Joseph Beffort, éditeur (p. 19-35).


II

L’ATLANTIQUE.

LE MAL DE MER. — LES CANARIES. — TEMPÊTE. — POISSONS VOLANTS. — DAUPHINS. — LES ÎLES DU CAP VERT.

Séparateur



N ous sommes sur l’Océan. L’immensité des vagues, leur marche lente et majestueuse, nous offrent un tableau des plus grandioses de la nature. On voit la puissance irrésistible de cette masse liquide, et, quand on regarde le frêle esquif qui vous porte, on rentre en soi-même et instinctivement vous vient à l’esprit l’idée d’une essence créatrice, qu’on niait sur la terre ferme.

Bientôt le pont du steamer fut le théâtre d’une scène qui ne cessa que dans le port de Montevideo. Presque tous les passagers, surtout les passagères, étaient atteints du mal de mer ; la figure blême, les yeux bordés d’un cercle maladif, ils se livraient à des contorsions et faisaient des efforts qui n’étaient pas agréables à la vue. Les malheureux ne mangeaient plus, et pourtant ils cherchaient à expulser ce que leur estomac ne contenait pas. À ce qu’on m’a dit, le mal de mer est un des maux les plus insupportables ; à l’aspect des horribles grimaces de ceux qui en souffraient, j’eus lieu de le croire. À table, à peine avaient-ils porté à leurs lèvres la moindre nourriture, que soudain ils se levaient et couraient sur le pont, en proie à des nausées affreuses.

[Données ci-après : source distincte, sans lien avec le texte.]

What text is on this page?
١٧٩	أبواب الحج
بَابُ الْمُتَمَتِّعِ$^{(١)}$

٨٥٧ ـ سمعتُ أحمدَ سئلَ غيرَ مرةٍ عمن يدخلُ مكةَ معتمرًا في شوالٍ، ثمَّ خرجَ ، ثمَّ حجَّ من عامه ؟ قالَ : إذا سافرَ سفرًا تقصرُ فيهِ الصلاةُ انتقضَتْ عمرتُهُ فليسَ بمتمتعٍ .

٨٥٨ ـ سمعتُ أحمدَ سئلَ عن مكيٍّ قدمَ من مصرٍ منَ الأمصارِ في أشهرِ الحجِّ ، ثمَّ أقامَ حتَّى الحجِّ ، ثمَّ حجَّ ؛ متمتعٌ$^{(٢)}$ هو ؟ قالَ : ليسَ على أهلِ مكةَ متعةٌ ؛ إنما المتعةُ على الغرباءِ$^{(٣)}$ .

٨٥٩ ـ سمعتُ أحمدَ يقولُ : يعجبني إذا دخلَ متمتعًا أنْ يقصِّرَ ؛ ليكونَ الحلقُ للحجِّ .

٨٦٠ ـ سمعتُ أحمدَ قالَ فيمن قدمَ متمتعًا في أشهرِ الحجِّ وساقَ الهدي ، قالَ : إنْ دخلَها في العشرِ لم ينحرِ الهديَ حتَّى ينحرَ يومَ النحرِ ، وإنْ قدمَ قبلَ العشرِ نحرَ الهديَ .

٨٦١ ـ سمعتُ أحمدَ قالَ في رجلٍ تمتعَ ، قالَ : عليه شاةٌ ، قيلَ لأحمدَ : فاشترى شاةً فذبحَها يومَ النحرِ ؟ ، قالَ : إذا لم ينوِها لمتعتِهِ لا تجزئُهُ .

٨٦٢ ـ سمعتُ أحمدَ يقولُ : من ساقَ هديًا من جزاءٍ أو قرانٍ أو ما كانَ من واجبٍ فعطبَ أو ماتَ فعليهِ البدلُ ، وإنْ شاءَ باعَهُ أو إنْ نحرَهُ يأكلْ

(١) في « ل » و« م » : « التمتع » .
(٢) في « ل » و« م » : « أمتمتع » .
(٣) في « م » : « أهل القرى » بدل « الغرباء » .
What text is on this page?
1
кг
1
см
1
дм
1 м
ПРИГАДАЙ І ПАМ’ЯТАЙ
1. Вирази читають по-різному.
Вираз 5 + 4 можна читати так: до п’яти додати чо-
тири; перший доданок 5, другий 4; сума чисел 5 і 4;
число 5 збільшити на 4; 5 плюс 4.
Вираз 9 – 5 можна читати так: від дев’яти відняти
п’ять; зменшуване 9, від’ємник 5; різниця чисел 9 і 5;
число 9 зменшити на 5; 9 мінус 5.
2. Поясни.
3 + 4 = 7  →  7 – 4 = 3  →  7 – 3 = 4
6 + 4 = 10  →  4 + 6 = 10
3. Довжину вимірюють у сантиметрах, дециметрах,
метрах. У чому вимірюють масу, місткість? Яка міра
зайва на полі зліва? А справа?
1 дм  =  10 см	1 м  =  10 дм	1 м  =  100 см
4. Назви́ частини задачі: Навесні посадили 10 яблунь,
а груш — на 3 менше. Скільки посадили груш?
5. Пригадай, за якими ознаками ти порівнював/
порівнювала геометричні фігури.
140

J’ignore si un sang à part coule dans mes veines, mais je fus épargné, quoique novice, car c’était pour la première fois que je me trouvais sur l’onde salée. Fier de ma force, quand tout le monde avait déserté la table, j’étais seul pour livrer bataille aux plats qui m’entouraient, et je vous avoue, que je n’en épargnais aucun ; je me livrais à des excès gastronomiques qui eussent donné des inquiétudes à un disciple d’Hippocrate. C’était surtout au pudding que je faisais la guerre. Content, avec un air de satisfaction dans le regard, j’allais griller une cigarette sur le pont qui m’offrait l’aspect d’une salle de cholériques ; comme on enviait mon sort !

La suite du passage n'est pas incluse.